On the central level, Putin will likely keep his mixed and somewhat cacophonic economic team in near-term. Yet, the generational change across the system will likely translate into a more pronounced statist tendency in economic policy, an increasing suspicion of foreign businesses and into efforts to ween-off imports. This will lead to greater pressure to build local production facilities in a wide variety of sectors considered to be strategic, from pharmaceuticals to telecommunications. Pressure to completely replace some imports with domestic production will likely increase. More regulation, licensing requirements and constraints on technology transfers will also be likely. The use of economic tools in foreign policy, such as sanctions, import bans or restrictions on health and safety grounds, will likely continue. Foreign businesses may thus face increased compliance and insurance costs. Finally, foreign businesses may need to seek new personal contacts as elites change.
Mid-Term Business Implications
To sum up, the Russian president’s economic growth plan is unclear and elites are in flux. This means higher than usual levels of unpredictability in Russia’s investment environment will persist well beyond the election and into the mid-term. In any case, statist tendencies among the new elites are on the rise and more red tape and preference for localization should be expected.
Legal and political risks will likely continue to surround trade and investment in Russia in the mid- term. It is likely that any U.S. or EU measures against Russia will be met by response in kind, be it expulsion of diplomatic staff or sanctions.

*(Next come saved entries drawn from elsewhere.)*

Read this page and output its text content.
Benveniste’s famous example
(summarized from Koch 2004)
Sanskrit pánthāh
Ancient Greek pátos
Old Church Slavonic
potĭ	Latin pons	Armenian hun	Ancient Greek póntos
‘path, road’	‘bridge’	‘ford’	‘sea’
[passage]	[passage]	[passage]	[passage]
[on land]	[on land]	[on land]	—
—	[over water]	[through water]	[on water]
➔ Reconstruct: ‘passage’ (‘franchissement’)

Foreign investors in Russia may become a target of regulatory harassment, intrusive supervision or nuisance lawsuits in case that Moscow’s relations with the country of their origin deteriorate. Iconic brands in high tech, consumer goods and food sectors are the most exposed to such policies.
Overall, investors ought to get used to the new normal in Russia; both in terms of increasing statist tendencies and troublesome international relations.